P(t<X<t+dt)=f(t)dt ?

1. Sep 2, 2011

rukawakaede

Hi

Could anyone show to me that:

If dt is an infinitely small number, the probability that X is included within the interval (t, t + dt) is equal to f(t) dt ,i.e.
$Pr(t<X<t+dt) = f(t)dt$
where f is the probability density function.

this sentence is from wikipedia but I could not prove this to myself.

Thanks if anyone can help.

2. Sep 2, 2011

chiro

What are the limits of your integral? You can't really make sense of f(t)dt without some kind of constraint on the upper and lower limits.

3. Sep 2, 2011

rukawakaede

here dt is an infinitely small number. and i don't think the RHS is an integral.

maybe you can refer to http://en.wikipedia.org/wiki/Probability_density_function#Further_details

the last line of the Further details

Last edited: Sep 2, 2011
4. Sep 2, 2011

HallsofIvy

Staff Emeritus
The probabilty density function, f, is defined by the fact that
$$P(a< x< b)= \int_a^b f(x)dx$$
or, equivalently,
$$P(a< x< a+h)= \int_a^{a+h} f(x)dx$$

What Wikipedia gives is a "differential" form of that.

5. Sep 3, 2011

rukawakaede

I was trying to work out why
$$\int_a^{a+h} f(x)dx= f(a)h$$
when h infinitely small.

Could you tell me more about why this is true? or could you explain the differential form? I am still not fully understand yet.

6. Sep 3, 2011

Hurkyl

Staff Emeritus
First off, you almost surely do not mean much of what you said literally. You should spend some time thinking about what you actually meant

Anyways, if by "=" you meant "is approximately" and by "infinitely small" you meant "sufficiently small", it's true because of the mean value theorem and the definition of continuous function.

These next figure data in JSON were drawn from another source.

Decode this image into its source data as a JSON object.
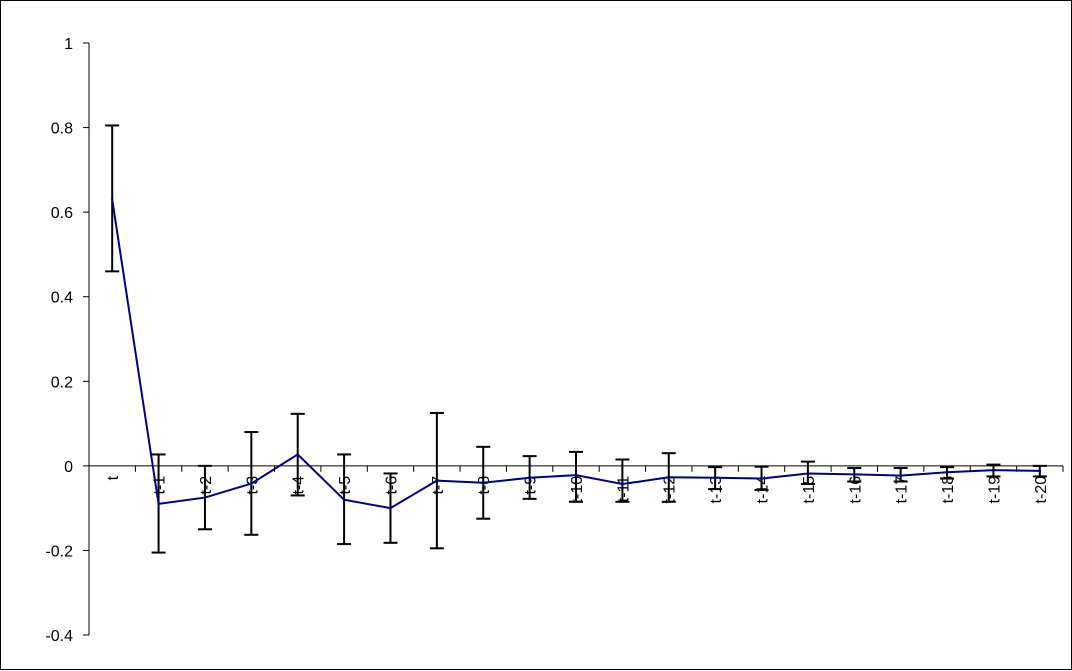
{
  "chart_data": {
    "type": "line",
    "title": "",
    "xlabel": "",
    "ylabel": "",
    "categories": [
      "t",
      "t-1",
      "t-2",
      "t-3",
      "t-4",
      "t-5",
      "t-6",
      "t-7",
      "t-8",
      "t-9",
      "t-10",
      "t-11",
      "t-12",
      "t-13",
      "t-14",
      "t-15",
      "t-16",
      "t-17",
      "t-18",
      "t-19",
      "t-20"
    ],
    "series": [
      {
        "values": [
          0.63,
          -0.09,
          -0.075,
          -0.042,
          0.027,
          -0.08,
          -0.1,
          -0.035,
          -0.04,
          -0.028,
          -0.022,
          -0.043,
          -0.027,
          -0.028,
          -0.03,
          -0.018,
          -0.02,
          -0.023,
          -0.015,
          -0.01,
          -0.012
        ],
        "upper": [
          0.805,
          0.027,
          0.0,
          0.08,
          0.123,
          0.027,
          -0.018,
          0.125,
          0.045,
          0.023,
          0.033,
          0.015,
          0.03,
          -0.003,
          -0.002,
          0.01,
          -0.005,
          -0.005,
          -0.003,
          0.003,
          0.0
        ],
        "lower": [
          0.46,
          -0.205,
          -0.15,
          -0.163,
          -0.07,
          -0.185,
          -0.182,
          -0.195,
          -0.125,
          -0.078,
          -0.085,
          -0.085,
          -0.085,
          -0.055,
          -0.057,
          -0.043,
          -0.037,
          -0.037,
          -0.03,
          -0.025,
          -0.025
        ]
      }
    ],
    "ylim": [
      -0.4,
      1
    ],
    "y_ticks": [
      "-0.4",
      "-0.2",
      "0",
      "0.2",
      "0.4",
      "0.6",
      "0.8",
      "1"
    ],
    "grid": false,
    "legend": "none",
    "colors": {
      "line": "#000080",
      "error_bars": "#000000",
      "axis": "#000000"
    }
  }
}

(P.S. if f is not assumed to be continuous, then the equation above is very false)

7. Sep 3, 2011

bpet

It's just a (dodgy) method for turning sums into integrals. In the long run it's worthwhile to learn Stieltjes integration so you can write probabilities and expectations as
$$E[g(X)] = \int_R g(x)dF(x)$$
which is valid whether or not the distribution F(x) has a density.